Nel dettaglio, la cifra complessiva stanziata per il sistema Dote scuola è di 41 milioni di euro (l’anno scorso erano 56). Sono confermate le componenti, ovvero il Buono scuola per gli studenti delle paritarie – 25 milioni che l’anno scorso erano 29,5 milioni – con la novità di una fascia in più: nel 2015 la fascia Isee massima era tra 28.001 e 38.000 euro, per il 2016 è stata introdotta, appunto in via sperimentale, una quinta fascia da 38.001 a 42.000.

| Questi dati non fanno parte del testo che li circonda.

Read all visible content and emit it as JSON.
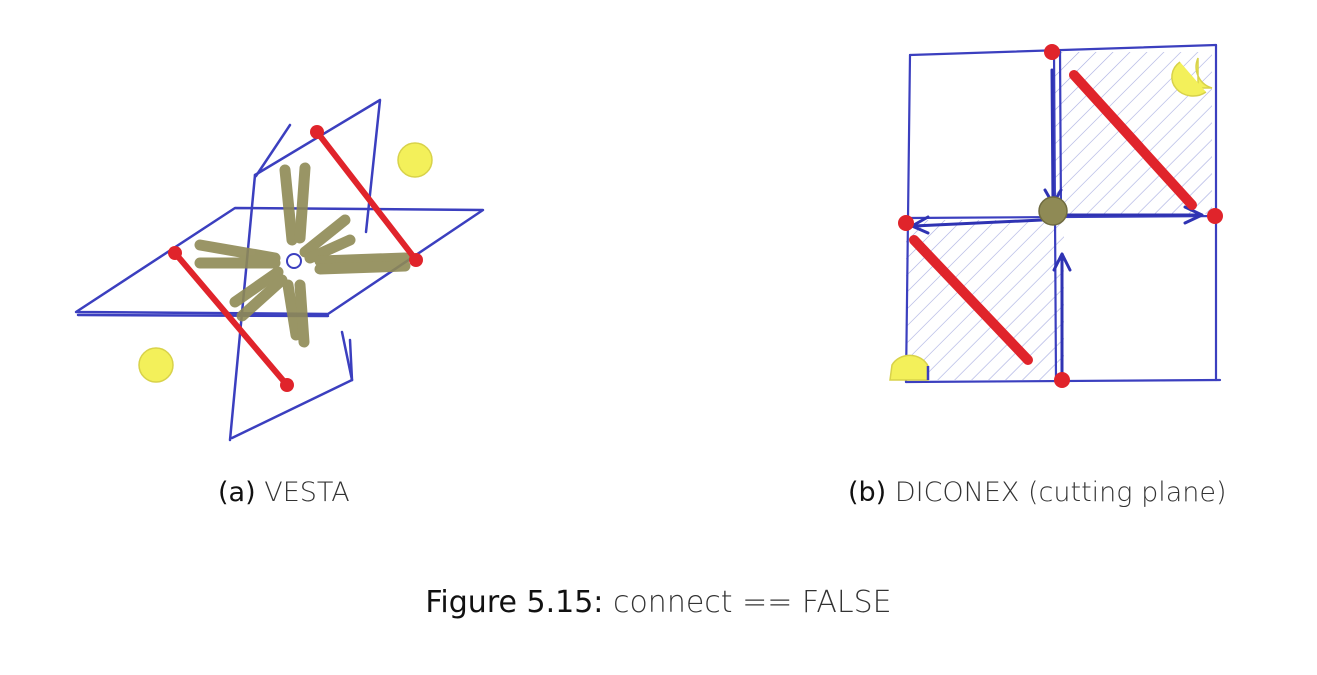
{
  "subfigures": [
    {
      "tag": "(a)",
      "name": "VESTA"
    },
    {
      "tag": "(b)",
      "name": "DICONEX (cutting plane)"
    }
  ],
  "figure": {
    "label": "Figure 5.15:",
    "text": "connect == FALSE"
  },
  "colors": {
    "pen_blue": "#3b3fbf",
    "marker_red": "#e0242b",
    "olive": "#8f8a55",
    "yellow": "#f3f05a",
    "hatch": "#8e96d8"
  }
}
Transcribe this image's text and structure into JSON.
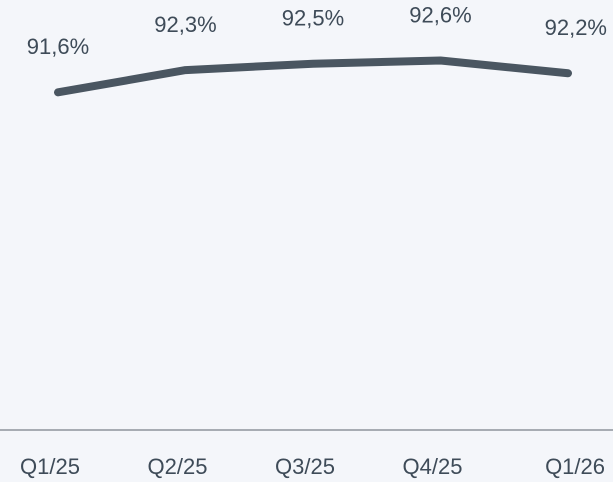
{
  "chart_data": {
    "type": "line",
    "categories": [
      "Q1/25",
      "Q2/25",
      "Q3/25",
      "Q4/25",
      "Q1/26"
    ],
    "values": [
      91.6,
      92.3,
      92.5,
      92.6,
      92.2
    ],
    "value_labels": [
      "91,6%",
      "92,3%",
      "92,5%",
      "92,6%",
      "92,2%"
    ],
    "color": "#4a5661",
    "ylim": [
      81,
      94.5
    ]
  }
}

In sintesi, con meno risorse si dà la possibilità di ottenere i quattrini anche alle famiglie con più risorse a disposizione. Non sarebbe più logico il contrario, ovvero dare più a chi ha meno? Non troviamo condivisibile il fatto di aver allargato a famiglie meno bisognose la possibilità di ricevere il Buono scuola in presenza di una riduzione delle risorse disponibili. Ci pare esattamente il contrario di quello che una logica redistributiva dovrebbe suggerire. Se proprio si doveva allargare la platea delle famiglie destinatarie, andava fatto su quelle che hanno il limite Isee a 15.494, visto che è davvero bassino, soprattutto se confrontato con quello a 42.000 del Buono scuola.

La Dote scuola prevede anche il sostegno agli studenti disabili, per 4,5 milioni di euro, per le scuole paritarie; il contributo per l’acquisto di libri di testo e strumenti per la didattica per statali e paritarie, ovvero 11 milioni di euro di cui 8 milioni sono risorse statali e 2,6 regionali (erano 5) con limite Isee a 15.494 euro; riconoscimento del merito (1 milione), doti per istruzione e formazione professionale (206 milioni) più un progetto sperimentale per l’apprendistato nell’Iefp (27 milioni).